Having just read your last post I agree that he is a bit vague on the kinds of photography he has in mind, but I think that is symptomatic of his situation.  I found that my interests for non-work photography became more specific as I figured out what I really liked, and that has adapted with time and my location.  With a limited budget to start off with, it's hard to find decent lenses that have a big reach.  I know some people who do bird photography and they swear by their bridge cameras with their super zooms.  But as I have said, the type of output has a major impact on the choice of that kind of camera.  If the output is for digital, say 1920x1080 he may get great results from a brige camera, but if he wants to produce prints above say, A3 (double legal?) size, then the resolution may not be that good.

"All the beauty of life is made up of light and shadow", Leo Tolstoy
Esteemed Contributor
Posts: 3,734
Registered: ‎06-25-2014

Re: Camera for a beginner


ebiggs1 wrote:

"Better equipment does not make you a better photographer,..."

 

However, you don't see most pro's using cheap gear. Smiley Wink  Wonder why?


Better equipment will make any photographer better.

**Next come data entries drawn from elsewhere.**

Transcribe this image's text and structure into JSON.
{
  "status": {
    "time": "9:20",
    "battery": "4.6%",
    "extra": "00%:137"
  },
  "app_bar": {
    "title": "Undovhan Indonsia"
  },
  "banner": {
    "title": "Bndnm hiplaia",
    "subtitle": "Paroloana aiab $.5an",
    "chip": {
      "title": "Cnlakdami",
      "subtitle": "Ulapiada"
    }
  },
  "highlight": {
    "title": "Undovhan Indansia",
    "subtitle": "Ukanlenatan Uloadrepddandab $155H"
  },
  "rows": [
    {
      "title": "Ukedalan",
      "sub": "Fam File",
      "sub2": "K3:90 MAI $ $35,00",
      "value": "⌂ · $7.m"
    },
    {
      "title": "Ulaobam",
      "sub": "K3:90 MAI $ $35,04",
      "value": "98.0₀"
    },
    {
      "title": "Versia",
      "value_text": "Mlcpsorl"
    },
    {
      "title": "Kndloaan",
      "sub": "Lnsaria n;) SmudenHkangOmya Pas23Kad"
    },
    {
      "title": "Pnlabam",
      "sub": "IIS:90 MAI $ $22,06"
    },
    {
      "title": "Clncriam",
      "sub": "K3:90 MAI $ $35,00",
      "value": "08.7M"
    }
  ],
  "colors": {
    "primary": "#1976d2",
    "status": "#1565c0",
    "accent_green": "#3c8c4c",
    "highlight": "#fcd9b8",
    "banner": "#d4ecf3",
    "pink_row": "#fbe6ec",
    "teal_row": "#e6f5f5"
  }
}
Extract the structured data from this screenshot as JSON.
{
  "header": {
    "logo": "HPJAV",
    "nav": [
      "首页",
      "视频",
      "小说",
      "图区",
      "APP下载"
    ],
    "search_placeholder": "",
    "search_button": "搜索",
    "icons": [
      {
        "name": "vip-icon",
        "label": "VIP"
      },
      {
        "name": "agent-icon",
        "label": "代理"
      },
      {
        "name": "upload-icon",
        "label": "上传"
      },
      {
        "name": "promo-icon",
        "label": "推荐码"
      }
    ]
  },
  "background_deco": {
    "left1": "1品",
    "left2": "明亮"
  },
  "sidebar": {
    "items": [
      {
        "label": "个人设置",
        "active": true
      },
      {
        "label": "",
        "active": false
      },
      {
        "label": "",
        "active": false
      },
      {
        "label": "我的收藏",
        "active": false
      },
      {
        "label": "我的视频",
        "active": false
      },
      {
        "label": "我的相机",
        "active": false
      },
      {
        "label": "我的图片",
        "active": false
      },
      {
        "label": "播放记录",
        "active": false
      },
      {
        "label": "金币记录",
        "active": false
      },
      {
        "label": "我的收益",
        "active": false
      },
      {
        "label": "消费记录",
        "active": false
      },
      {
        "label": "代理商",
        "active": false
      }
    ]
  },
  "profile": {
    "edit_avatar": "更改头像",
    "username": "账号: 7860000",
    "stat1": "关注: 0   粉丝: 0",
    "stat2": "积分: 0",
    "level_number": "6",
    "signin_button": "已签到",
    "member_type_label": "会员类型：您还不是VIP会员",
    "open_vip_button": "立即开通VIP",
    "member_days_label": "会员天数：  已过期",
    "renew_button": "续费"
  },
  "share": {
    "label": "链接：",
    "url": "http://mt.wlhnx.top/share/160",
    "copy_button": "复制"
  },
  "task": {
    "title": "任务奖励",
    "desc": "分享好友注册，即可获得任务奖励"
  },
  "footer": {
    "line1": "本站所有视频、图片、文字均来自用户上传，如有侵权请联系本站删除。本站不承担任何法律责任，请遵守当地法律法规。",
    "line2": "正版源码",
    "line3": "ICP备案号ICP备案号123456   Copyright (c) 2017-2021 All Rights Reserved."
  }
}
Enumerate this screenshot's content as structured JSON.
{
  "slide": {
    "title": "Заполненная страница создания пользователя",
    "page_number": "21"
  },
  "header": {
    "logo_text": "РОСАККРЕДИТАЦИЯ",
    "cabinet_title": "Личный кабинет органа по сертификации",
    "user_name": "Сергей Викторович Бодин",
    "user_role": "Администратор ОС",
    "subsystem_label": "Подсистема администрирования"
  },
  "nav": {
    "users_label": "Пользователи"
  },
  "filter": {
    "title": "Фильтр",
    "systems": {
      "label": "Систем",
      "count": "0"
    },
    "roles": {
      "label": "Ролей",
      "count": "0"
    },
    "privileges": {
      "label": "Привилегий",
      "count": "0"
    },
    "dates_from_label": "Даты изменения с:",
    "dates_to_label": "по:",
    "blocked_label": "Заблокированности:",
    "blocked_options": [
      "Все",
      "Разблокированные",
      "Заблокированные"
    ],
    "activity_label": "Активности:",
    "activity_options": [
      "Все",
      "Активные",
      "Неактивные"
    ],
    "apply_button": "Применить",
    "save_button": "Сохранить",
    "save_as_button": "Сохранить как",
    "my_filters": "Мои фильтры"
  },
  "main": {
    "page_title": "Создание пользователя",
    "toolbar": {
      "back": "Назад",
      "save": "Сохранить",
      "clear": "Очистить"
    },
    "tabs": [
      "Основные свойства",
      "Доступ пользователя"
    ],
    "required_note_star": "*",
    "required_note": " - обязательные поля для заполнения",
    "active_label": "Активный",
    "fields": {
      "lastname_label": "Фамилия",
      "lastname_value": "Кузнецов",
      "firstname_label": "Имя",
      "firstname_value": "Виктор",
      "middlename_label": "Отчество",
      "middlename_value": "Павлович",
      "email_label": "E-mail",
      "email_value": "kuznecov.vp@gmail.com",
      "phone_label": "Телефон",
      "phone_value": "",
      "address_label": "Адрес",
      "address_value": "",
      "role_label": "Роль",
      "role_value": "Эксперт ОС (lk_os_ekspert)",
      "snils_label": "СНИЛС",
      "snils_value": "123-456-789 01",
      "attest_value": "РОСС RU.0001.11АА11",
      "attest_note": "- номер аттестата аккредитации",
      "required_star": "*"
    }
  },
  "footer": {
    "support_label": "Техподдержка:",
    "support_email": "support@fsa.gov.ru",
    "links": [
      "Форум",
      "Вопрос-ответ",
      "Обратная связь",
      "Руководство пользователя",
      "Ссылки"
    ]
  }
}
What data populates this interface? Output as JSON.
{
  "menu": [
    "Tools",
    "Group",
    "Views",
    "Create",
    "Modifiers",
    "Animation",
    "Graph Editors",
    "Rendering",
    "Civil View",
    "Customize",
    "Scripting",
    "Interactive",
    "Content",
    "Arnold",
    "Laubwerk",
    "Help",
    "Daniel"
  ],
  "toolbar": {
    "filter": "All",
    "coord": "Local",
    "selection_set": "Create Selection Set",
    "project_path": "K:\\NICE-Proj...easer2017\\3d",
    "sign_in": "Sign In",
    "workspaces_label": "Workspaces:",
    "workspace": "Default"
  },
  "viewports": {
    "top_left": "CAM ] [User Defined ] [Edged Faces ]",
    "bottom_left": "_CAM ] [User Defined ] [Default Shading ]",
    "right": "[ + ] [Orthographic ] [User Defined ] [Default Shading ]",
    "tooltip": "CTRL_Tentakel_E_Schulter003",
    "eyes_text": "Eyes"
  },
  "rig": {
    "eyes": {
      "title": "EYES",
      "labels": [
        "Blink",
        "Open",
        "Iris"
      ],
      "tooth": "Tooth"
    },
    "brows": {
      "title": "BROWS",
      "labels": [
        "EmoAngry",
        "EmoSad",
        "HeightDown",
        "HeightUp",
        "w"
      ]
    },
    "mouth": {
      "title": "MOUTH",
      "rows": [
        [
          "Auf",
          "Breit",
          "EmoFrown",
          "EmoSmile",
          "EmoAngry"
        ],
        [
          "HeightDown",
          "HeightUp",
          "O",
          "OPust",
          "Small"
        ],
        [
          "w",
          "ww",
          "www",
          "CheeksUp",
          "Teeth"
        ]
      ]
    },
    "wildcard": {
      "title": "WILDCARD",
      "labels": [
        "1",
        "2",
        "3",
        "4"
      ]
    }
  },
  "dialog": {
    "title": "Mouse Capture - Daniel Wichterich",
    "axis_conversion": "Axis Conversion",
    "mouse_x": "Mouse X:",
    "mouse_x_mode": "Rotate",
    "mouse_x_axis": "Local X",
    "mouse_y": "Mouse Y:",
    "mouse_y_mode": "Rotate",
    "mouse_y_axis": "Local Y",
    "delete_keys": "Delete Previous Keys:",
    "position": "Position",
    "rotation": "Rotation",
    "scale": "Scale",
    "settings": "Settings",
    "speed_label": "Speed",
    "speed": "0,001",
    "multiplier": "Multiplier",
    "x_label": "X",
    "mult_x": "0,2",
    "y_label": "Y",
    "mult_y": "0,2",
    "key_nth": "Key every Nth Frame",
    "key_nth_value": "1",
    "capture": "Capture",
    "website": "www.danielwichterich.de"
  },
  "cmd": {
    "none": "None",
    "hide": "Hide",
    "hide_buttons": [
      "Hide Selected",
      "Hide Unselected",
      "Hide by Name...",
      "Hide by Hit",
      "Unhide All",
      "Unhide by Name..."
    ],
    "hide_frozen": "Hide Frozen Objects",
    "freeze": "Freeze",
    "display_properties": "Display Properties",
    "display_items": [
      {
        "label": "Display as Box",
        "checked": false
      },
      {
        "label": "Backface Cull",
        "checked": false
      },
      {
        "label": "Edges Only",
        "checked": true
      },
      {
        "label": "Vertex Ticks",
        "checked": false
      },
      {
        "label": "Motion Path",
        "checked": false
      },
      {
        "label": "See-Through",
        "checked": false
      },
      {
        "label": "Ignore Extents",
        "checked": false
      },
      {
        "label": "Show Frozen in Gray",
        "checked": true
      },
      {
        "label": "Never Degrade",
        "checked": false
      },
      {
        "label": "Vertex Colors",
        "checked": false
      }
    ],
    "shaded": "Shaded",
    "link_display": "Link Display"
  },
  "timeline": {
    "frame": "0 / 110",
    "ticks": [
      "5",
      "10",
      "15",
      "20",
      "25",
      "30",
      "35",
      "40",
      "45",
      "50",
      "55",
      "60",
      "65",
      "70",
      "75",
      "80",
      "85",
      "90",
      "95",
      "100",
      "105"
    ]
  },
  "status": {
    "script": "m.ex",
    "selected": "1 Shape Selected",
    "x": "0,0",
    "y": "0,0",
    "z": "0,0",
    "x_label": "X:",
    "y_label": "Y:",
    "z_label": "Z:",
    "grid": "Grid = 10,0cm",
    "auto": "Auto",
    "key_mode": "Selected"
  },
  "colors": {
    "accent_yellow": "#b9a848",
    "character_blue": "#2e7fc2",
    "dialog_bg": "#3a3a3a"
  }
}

How much better depends on how good you already are. The better you already are, the more difference better equipment makes.

Bob
Boston, Massachusetts USA
VIP
Posts: 8,128
Registered: ‎12-07-2012

Re: Camera for a beginner

Bingo!

A lot of Canon stuff. Along with, a lot of other stuff.
Super Contributor
Posts: 129
Registered: ‎10-18-2016

Re: Camera for a beginner

[ Edited ]

Buying a better camera does NOT Smiley Frustrated, in itself make you a better photographer, you have to have the technical and artistic skills to make use of the features that the technology offers. 

 

When one says that professional photographers use superior gear I agree completely. But that is totally irrelevent to the discussion we have been having to help the original poster. Professional photographers got to be so because they studied the art and science and developed sufficient skills to be able to work at the professional level.  There are many poor photographers out there with great gear.

 

Some of my favourite images have been taken with modest equipment.  I have improved my photography over the years through experience, but occasionally I deliberately go back to the older and more modest gear I have to see if I can get more from it, and usually I can.  I would say that better equipment allows a good photographer more technical capabilities.

 

As Ansel Adams said, “The single most important component of a camera is the twelve inches behind it!” (i.e. the creative mind).

 

In that respect I am particularly looking at upgrading DSLRs.  Going from a simple point and shoot to a camera with more controls is obviously an important step and a significant factor in taking consistently bette images.

"All the beauty of life is made up of light and shadow", Leo Tolstoy
VIP
Posts: 8,128
Registered: ‎12-07-2012

Re: Camera for a beginner

" Professional photographers got to be so because they studied the art and science and developed sufficient skills to be able to work at the professional level."

 

Right!  I studied the art in my grandma's bathroom, er ah, I mean darkroom.  I went to the local drug store where you could buy any chemical you wanted, no questions asked.  No age requirement either.  Finally got a brew that developed photos.  A desk lamp was my 'enlarger'. An Argus 75 and a roll or two of 620 and school is in session.

 

It is the same old feelings of guilt about buying better gear that has been around for as long as I can remember.  The old saying, buy the best you can afford is more apropos.

A lot of Canon stuff. Along with, a lot of other stuff.